The number of years a homeowner needs to live in their home for it to make more financial sense than renting — what Zillow calls the breakeven horizon — is lengthening. The national average breakeven horizon was one year and eleven months at the end of 2016, nearly a month longer than what it was a year earlier.
Zillow calculates the breakeven horizon by comparing homeownership costs with the cost of renting over the same time period. This analysis includes a forecast for home value growth and rent change.
Here in California, the breakeven horizon is much longer, and growing. Accordingly to Zillow’s yardstick, before owning pays off, a homeowner will need to own their home for:
- 2.1 years in Riverside, up from 1.8 in 2015;
- 2.2 years in Bakersfield, up from 1.7 in 2015;
- 2.4 years in Sacramento, up from 2.1 in 2015;
- 2.5 years in Fresno, the same as 2015;
- 4.1 years in Los Angeles, the same as 2015;
- 4.1 years in San Diego, up from 3.4 in 2015;
- 4.5 years in San Francisco, up from 2.9 in 2015; and
- 5.1 years in San Jose, up from 3.2 in 2015.
Unsurprisingly, the breakeven horizon is longest in California’s expensive and highly desirable coastal cities. While these are averages for California’s largest population centers, the breakeven horizon also varies greatly by neighborhood, which can be searched on Zillow.
Longer ownership = less turnover
Zillow’s forecast for the breakeven horizon looks like bad news for California homeowners and the real estate professionals who represent them.
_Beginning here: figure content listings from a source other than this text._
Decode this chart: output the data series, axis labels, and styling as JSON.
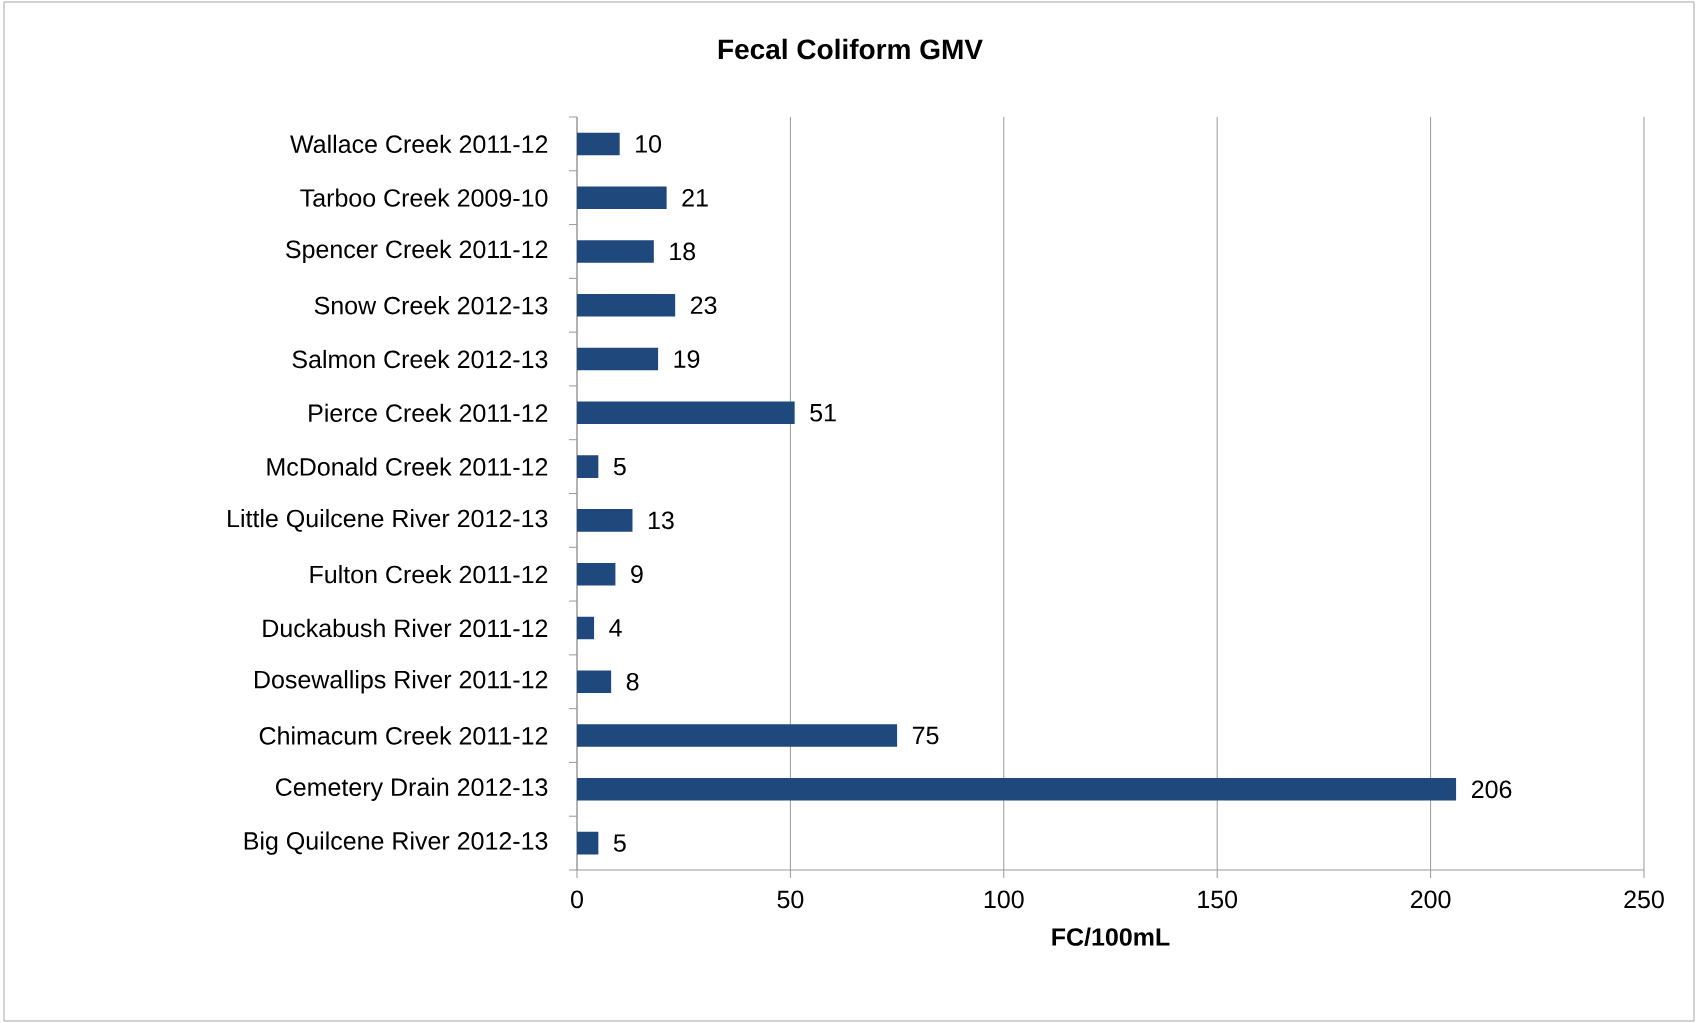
{
  "chart_data": {
    "type": "bar",
    "orientation": "horizontal",
    "title": "Fecal Coliform GMV",
    "xlabel": "FC/100mL",
    "categories": [
      "Wallace Creek 2011-12",
      "Tarboo Creek 2009-10",
      "Spencer Creek 2011-12",
      "Snow Creek 2012-13",
      "Salmon Creek 2012-13",
      "Pierce Creek 2011-12",
      "McDonald Creek 2011-12",
      "Little Quilcene River 2012-13",
      "Fulton Creek 2011-12",
      "Duckabush River 2011-12",
      "Dosewallips River 2011-12",
      "Chimacum Creek 2011-12",
      "Cemetery Drain 2012-13",
      "Big Quilcene River 2012-13"
    ],
    "values": [
      10,
      21,
      18,
      23,
      19,
      51,
      5,
      13,
      9,
      4,
      8,
      75,
      206,
      5
    ],
    "color": "#1f497d",
    "data_labels": true,
    "xlim": [
      0,
      250
    ],
    "xticks": [
      0,
      50,
      100,
      150,
      200,
      250
    ],
    "grid": "x"
  }
}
When homeowners need to stay in their home longer to make their investment worthwhile, turnover decreases and home sales volume slows.
Fortunately for homeowners, most plan to stay put more than a couple years when buying anyway. But for real estate professionals who rely on fee-producing transactions for a living, the prospect of slower sales is daunting and poses significant challenges to their business model.
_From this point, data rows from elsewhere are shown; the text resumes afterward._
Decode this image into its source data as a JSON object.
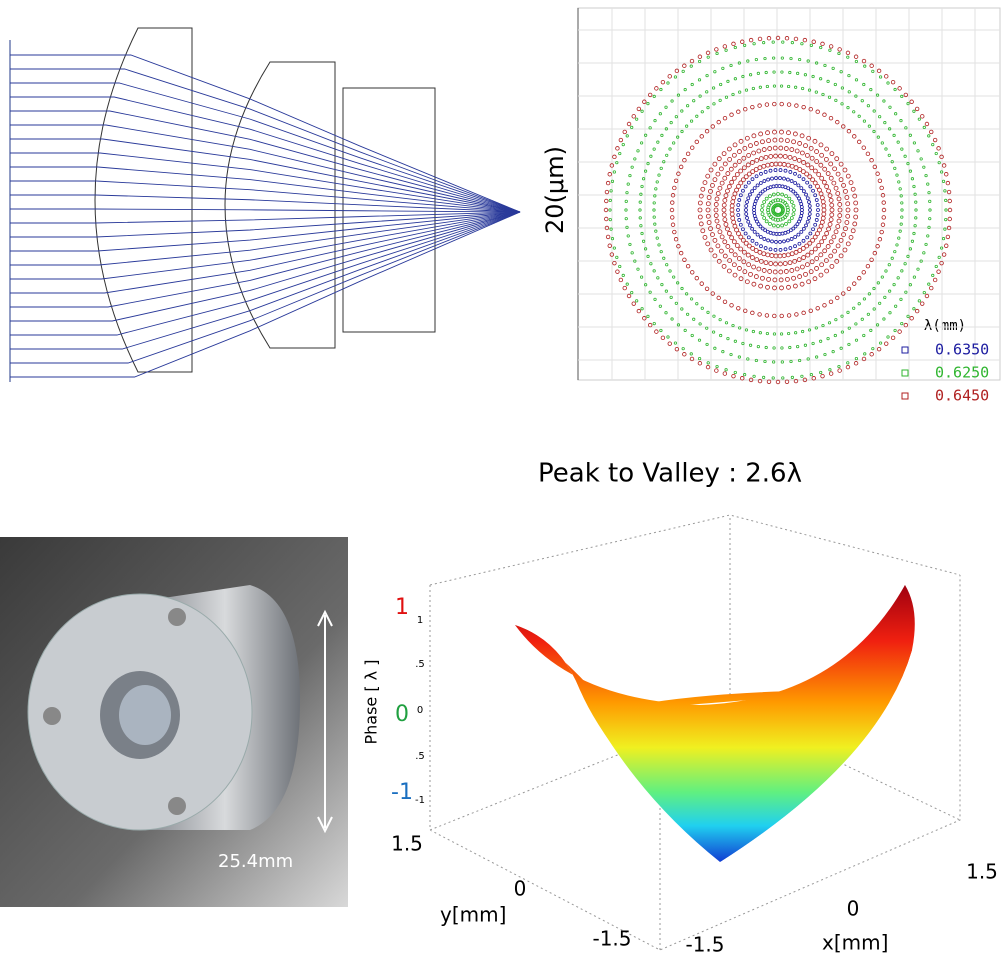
{
  "spot_diagram": {
    "scale_label": "20(μm)",
    "legend": {
      "title": "λ(mm)",
      "entries": [
        {
          "label": "0.6350",
          "color": "#1c1ca0"
        },
        {
          "label": "0.6250",
          "color": "#2fb52f"
        },
        {
          "label": "0.6450",
          "color": "#b02020"
        }
      ]
    }
  },
  "photo": {
    "dimension_label": "25.4mm"
  },
  "surface_plot": {
    "title": "Peak to Valley : 2.6λ",
    "z_label": "Phase [ λ ]",
    "z_annotations": [
      {
        "label": "1",
        "color": "#e01010"
      },
      {
        "label": "0",
        "color": "#20a040"
      },
      {
        "label": "-1",
        "color": "#1a6fc0"
      }
    ],
    "z_ticks": [
      "1",
      ".5",
      "0",
      ".5",
      "-1"
    ],
    "y_label": "y[mm]",
    "y_ticks": [
      "1.5",
      "0",
      "-1.5"
    ],
    "x_label": "x[mm]",
    "x_ticks": [
      "-1.5",
      "0",
      "1.5"
    ]
  }
}
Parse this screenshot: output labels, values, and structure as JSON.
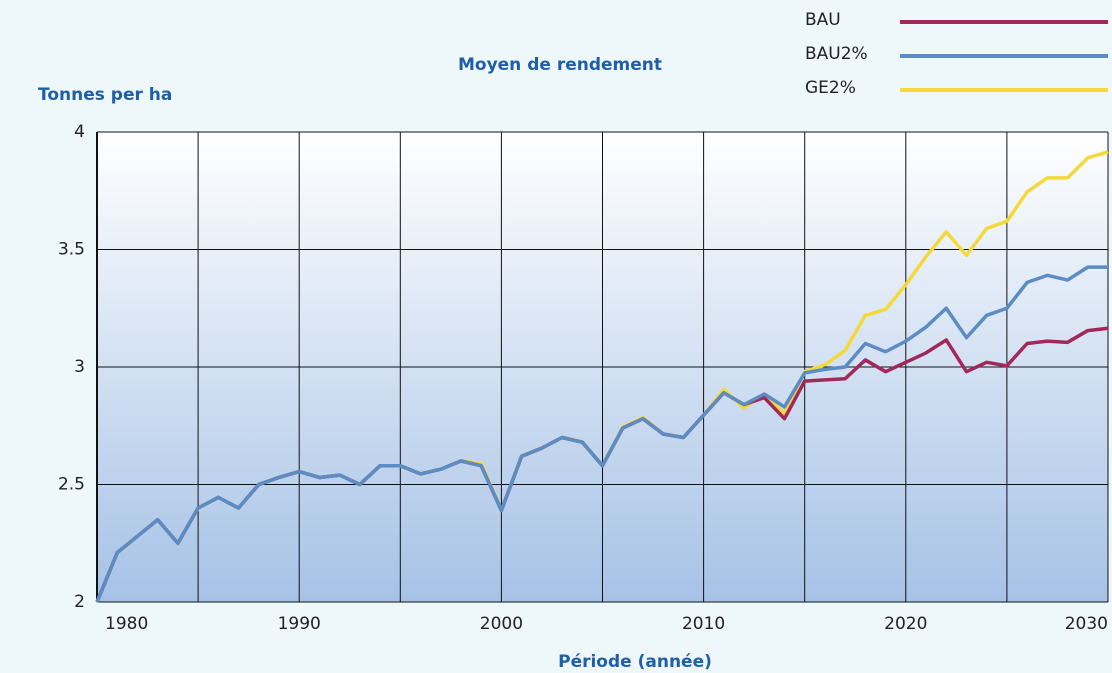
{
  "chart_data": {
    "type": "line",
    "title": "Moyen de rendement",
    "y_label": "Tonnes per ha",
    "x_label": "Période (année)",
    "x": [
      1980,
      1981,
      1982,
      1983,
      1984,
      1985,
      1986,
      1987,
      1988,
      1989,
      1990,
      1991,
      1992,
      1993,
      1994,
      1995,
      1996,
      1997,
      1998,
      1999,
      2000,
      2001,
      2002,
      2003,
      2004,
      2005,
      2006,
      2007,
      2008,
      2009,
      2010,
      2011,
      2012,
      2013,
      2014,
      2015,
      2016,
      2017,
      2018,
      2019,
      2020,
      2021,
      2022,
      2023,
      2024,
      2025,
      2026,
      2027,
      2028,
      2029,
      2030
    ],
    "series": [
      {
        "name": "GE2%",
        "color": "#f5d93a",
        "values": [
          2.0,
          2.21,
          2.28,
          2.35,
          2.25,
          2.4,
          2.445,
          2.4,
          2.5,
          2.53,
          2.555,
          2.53,
          2.54,
          2.5,
          2.58,
          2.58,
          2.545,
          2.565,
          2.6,
          2.59,
          2.39,
          2.62,
          2.655,
          2.7,
          2.68,
          2.58,
          2.745,
          2.785,
          2.715,
          2.7,
          2.795,
          2.905,
          2.825,
          2.885,
          2.8,
          2.98,
          3.01,
          3.07,
          3.22,
          3.245,
          3.35,
          3.47,
          3.575,
          3.475,
          3.59,
          3.62,
          3.745,
          3.805,
          3.805,
          3.89,
          3.915
        ]
      },
      {
        "name": "BAU",
        "color": "#a3285a",
        "values": [
          2.0,
          2.21,
          2.28,
          2.35,
          2.25,
          2.4,
          2.445,
          2.4,
          2.5,
          2.53,
          2.555,
          2.53,
          2.54,
          2.5,
          2.58,
          2.58,
          2.545,
          2.565,
          2.6,
          2.58,
          2.39,
          2.62,
          2.655,
          2.7,
          2.68,
          2.58,
          2.74,
          2.78,
          2.715,
          2.7,
          2.795,
          2.89,
          2.84,
          2.87,
          2.78,
          2.94,
          2.945,
          2.95,
          3.03,
          2.98,
          3.02,
          3.06,
          3.115,
          2.98,
          3.02,
          3.005,
          3.1,
          3.11,
          3.105,
          3.155,
          3.165
        ]
      },
      {
        "name": "BAU2%",
        "color": "#5b8cc4",
        "values": [
          2.0,
          2.21,
          2.28,
          2.35,
          2.25,
          2.4,
          2.445,
          2.4,
          2.5,
          2.53,
          2.555,
          2.53,
          2.54,
          2.5,
          2.58,
          2.58,
          2.545,
          2.565,
          2.6,
          2.58,
          2.39,
          2.62,
          2.655,
          2.7,
          2.68,
          2.58,
          2.74,
          2.78,
          2.715,
          2.7,
          2.795,
          2.89,
          2.84,
          2.885,
          2.83,
          2.975,
          2.99,
          3.0,
          3.1,
          3.065,
          3.11,
          3.17,
          3.25,
          3.125,
          3.22,
          3.25,
          3.36,
          3.39,
          3.37,
          3.425,
          3.425
        ]
      }
    ],
    "xlim": [
      1980,
      2030
    ],
    "xticks": [
      1980,
      1990,
      2000,
      2010,
      2020,
      2030
    ],
    "ylim": [
      2,
      4
    ],
    "yticks": [
      2,
      2.5,
      3,
      3.5,
      4
    ],
    "grid": true,
    "legend": "top-right"
  }
}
The cure for this slowdown will arrive with the next homebuyer demand convergence from members of Generation Y (Gen Y) and retiring Baby Boomers (Boomers).
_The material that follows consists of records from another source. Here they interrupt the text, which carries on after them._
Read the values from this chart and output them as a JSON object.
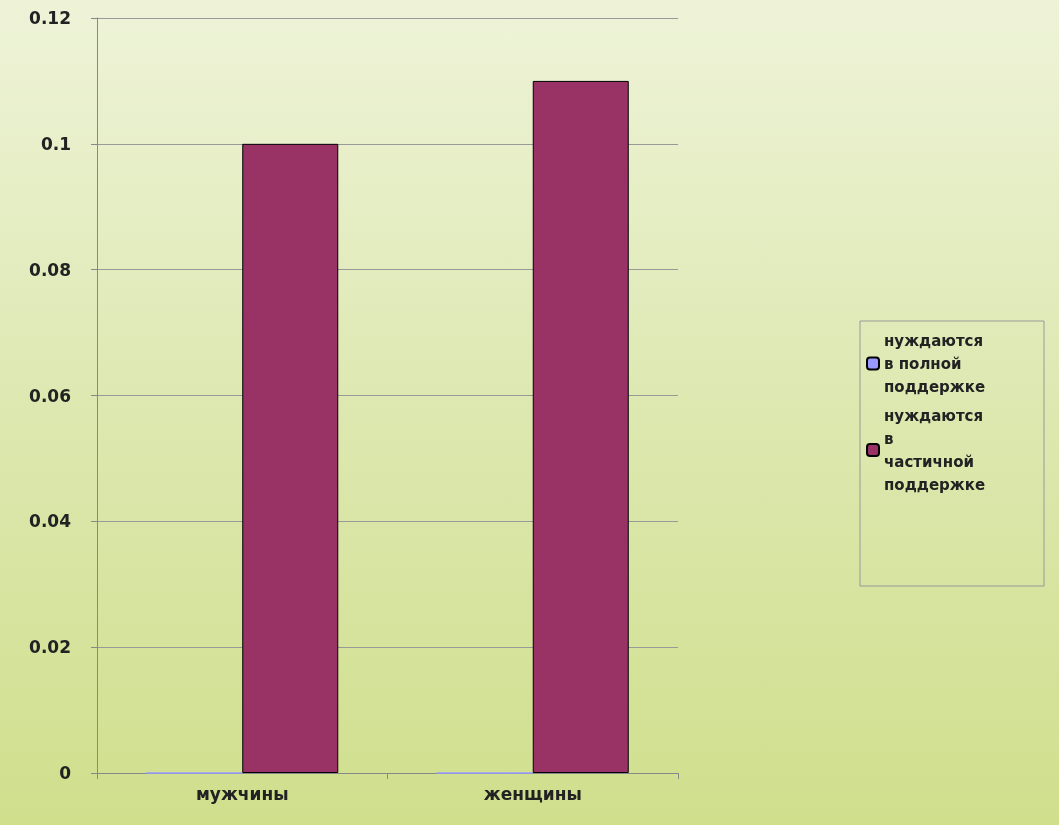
{
  "chart_data": {
    "type": "bar",
    "categories": [
      "мужчины",
      "женщины"
    ],
    "series": [
      {
        "name": "нуждаются в полной поддержке",
        "color": "#9999ff",
        "values": [
          0,
          0
        ]
      },
      {
        "name": "нуждаются в частичной поддержке",
        "color": "#993366",
        "values": [
          0.1,
          0.11
        ]
      }
    ],
    "ylim": [
      0,
      0.12
    ],
    "yticks": [
      0,
      0.02,
      0.04,
      0.06,
      0.08,
      0.1,
      0.12
    ],
    "grid": "y",
    "legend": "right"
  }
}
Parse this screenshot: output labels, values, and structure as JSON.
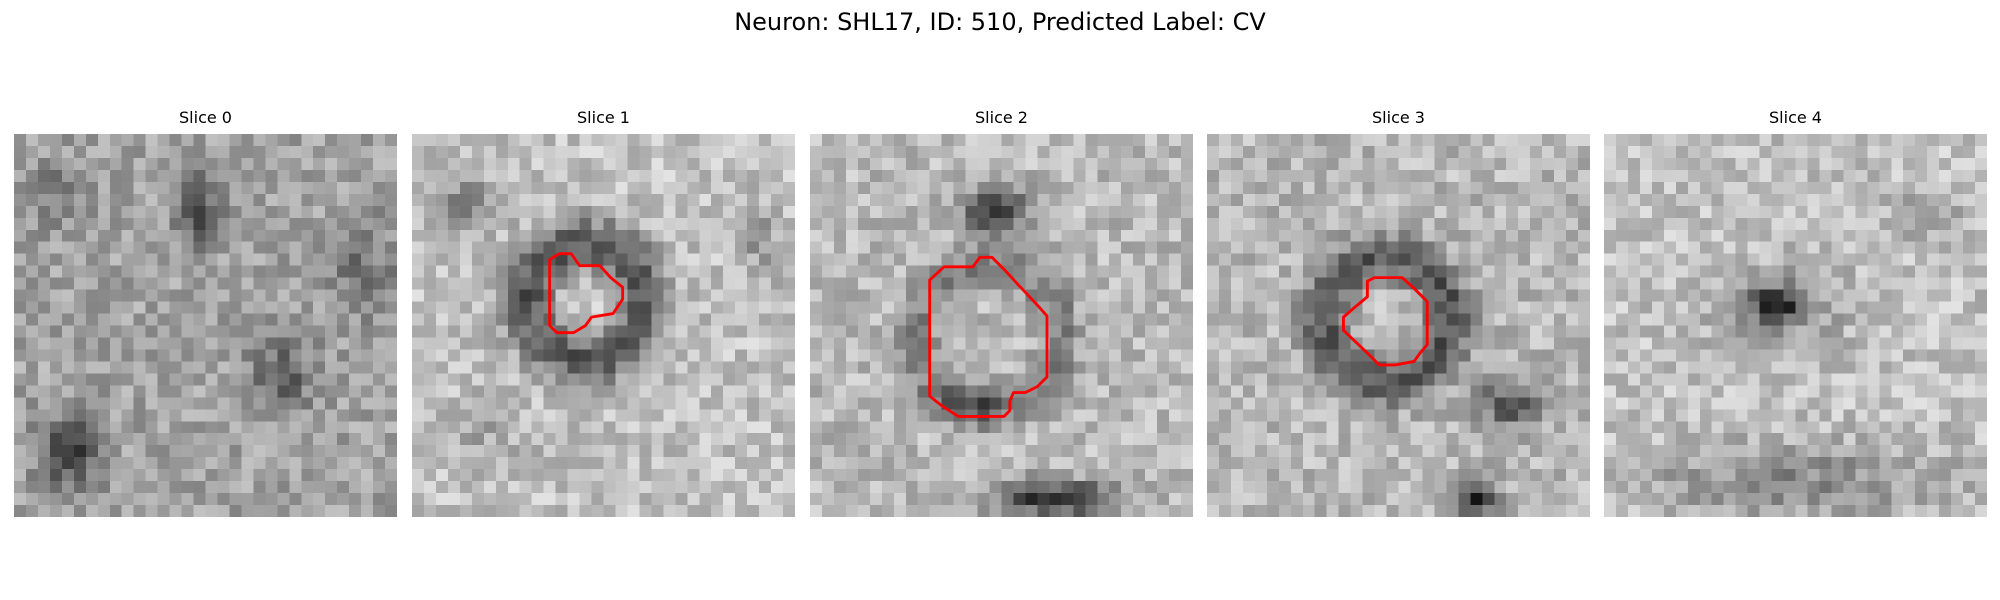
{
  "figure": {
    "title": "Neuron: SHL17, ID: 510, Predicted Label: CV"
  },
  "panels": [
    {
      "title": "Slice 0",
      "has_contour": false
    },
    {
      "title": "Slice 1",
      "has_contour": true
    },
    {
      "title": "Slice 2",
      "has_contour": true
    },
    {
      "title": "Slice 3",
      "has_contour": true
    },
    {
      "title": "Slice 4",
      "has_contour": false
    }
  ],
  "colors": {
    "contour": "#ff0000",
    "colormap": "grayscale"
  }
}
Gen Y initially delayed their entry into homeownership (along with other milestones, like marriage and careers) due to their entry into the job force coinciding with the worst U.S. recession and longest recovery since the Great Depression.
Boomers have also been negatively impacted by the recent recession, as many had to delay retirement to make up for the loss in asset values (including real estate) resulting from the financial crisis. When they do eventually retire, many will sell their old, suburban McMansions and buy replacement property. Their new homes will be smaller and more manageable residences, often near urban amenities and closer to family.
This combined buying and selling activity fueled by both poles of the age spectrum is expected to propel California sales volume and home values to their next peak by 2020-2021.
In the meantime, agents struggling to get by due to slow sales may consider adding property manager to their title. As in other industries, diversifying is the best way to guard against obsolescence.